Sure, that sounds like a lot of trouble, but if ever there was a situation where all the open specifications, formal theorem proving and code verification were worth the cost and effort surely voting would be it. It provides a number of independent ways to verfiy that things are behaving correctly.
Jedidiah.
Re:It is a serious problem. (Score:3, Informative)
Thanks!
Comment removed (Score:2, Informative)
Why not ask Diebold. (Score:3, Informative)
http://www.scoop.co.nz/stories/HL0310/S00211.htm [scoop.co.nz]
Re:Historically inaccurate (Score:3, Informative)
They even tried to move the 'voting' to a back room. You can't believe that was a good system?
Yes, I do believe that is a good system.
The difference between the situation you describe and a purely electronic solution is that in the latter you'd have no idea there were any manipulations going on.
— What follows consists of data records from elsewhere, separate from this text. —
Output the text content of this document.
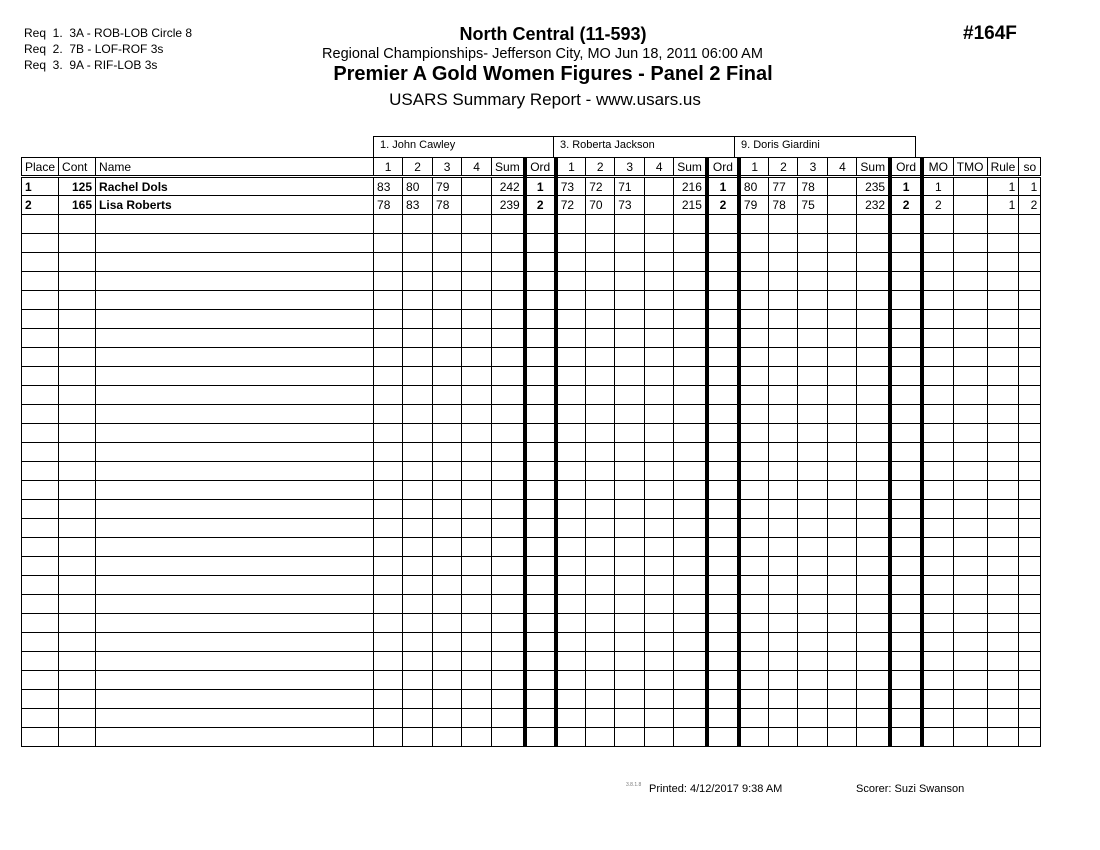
Req  1.  3A - ROB-LOB Circle 8
Req  2.  7B - LOF-ROF 3s
Req  3.  9A - RIF-LOB 3s
North Central (11-593)
Regional Championships- Jefferson City, MO Jun 18, 2011 06:00 AM
Premier A Gold Women Figures - Panel 2 Final
USARS Summary Report - www.usars.us
#164F
1. John Cawley	3. Roberta Jackson	9. Doris Giardini
Place	Cont	Name	1	2	3	4	Sum	Ord	1	2	3	4	Sum	Ord	1	2	3	4	Sum	Ord	MO	TMO	Rule	so
1	125	Rachel Dols	83	80	79		242	1	73	72	71		216	1	80	77	78		235	1	1		1	1
2	165	Lisa Roberts	78	83	78		239	2	72	70	73		215	2	79	78	75		232	2	2		1	2

3.8.1.8 Printed: 4/12/2017 9:38 AM	Scorer: Suzi Swanson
The manual system is creaky and requires lots of oversight, lots of debate, lots of ongoing scrutiny, but at least it's *visible* (note that they tried to move to the back room, but failed).
Untill we get ID requirements to vote the machine and count error will remain much smaller then the registration error (or as they said in Chicago, 'Vote early and often').
Agreed that registration is a bigger issue. I don't think ID requirements are the problem -- at least in my state (Utah) you already have to present valid, current, government-issued ID in order to vote. The regisration issue (here, at least) isn't so much a problem of excessive voting, but of excluding people, preventing them from registering and therefore voting.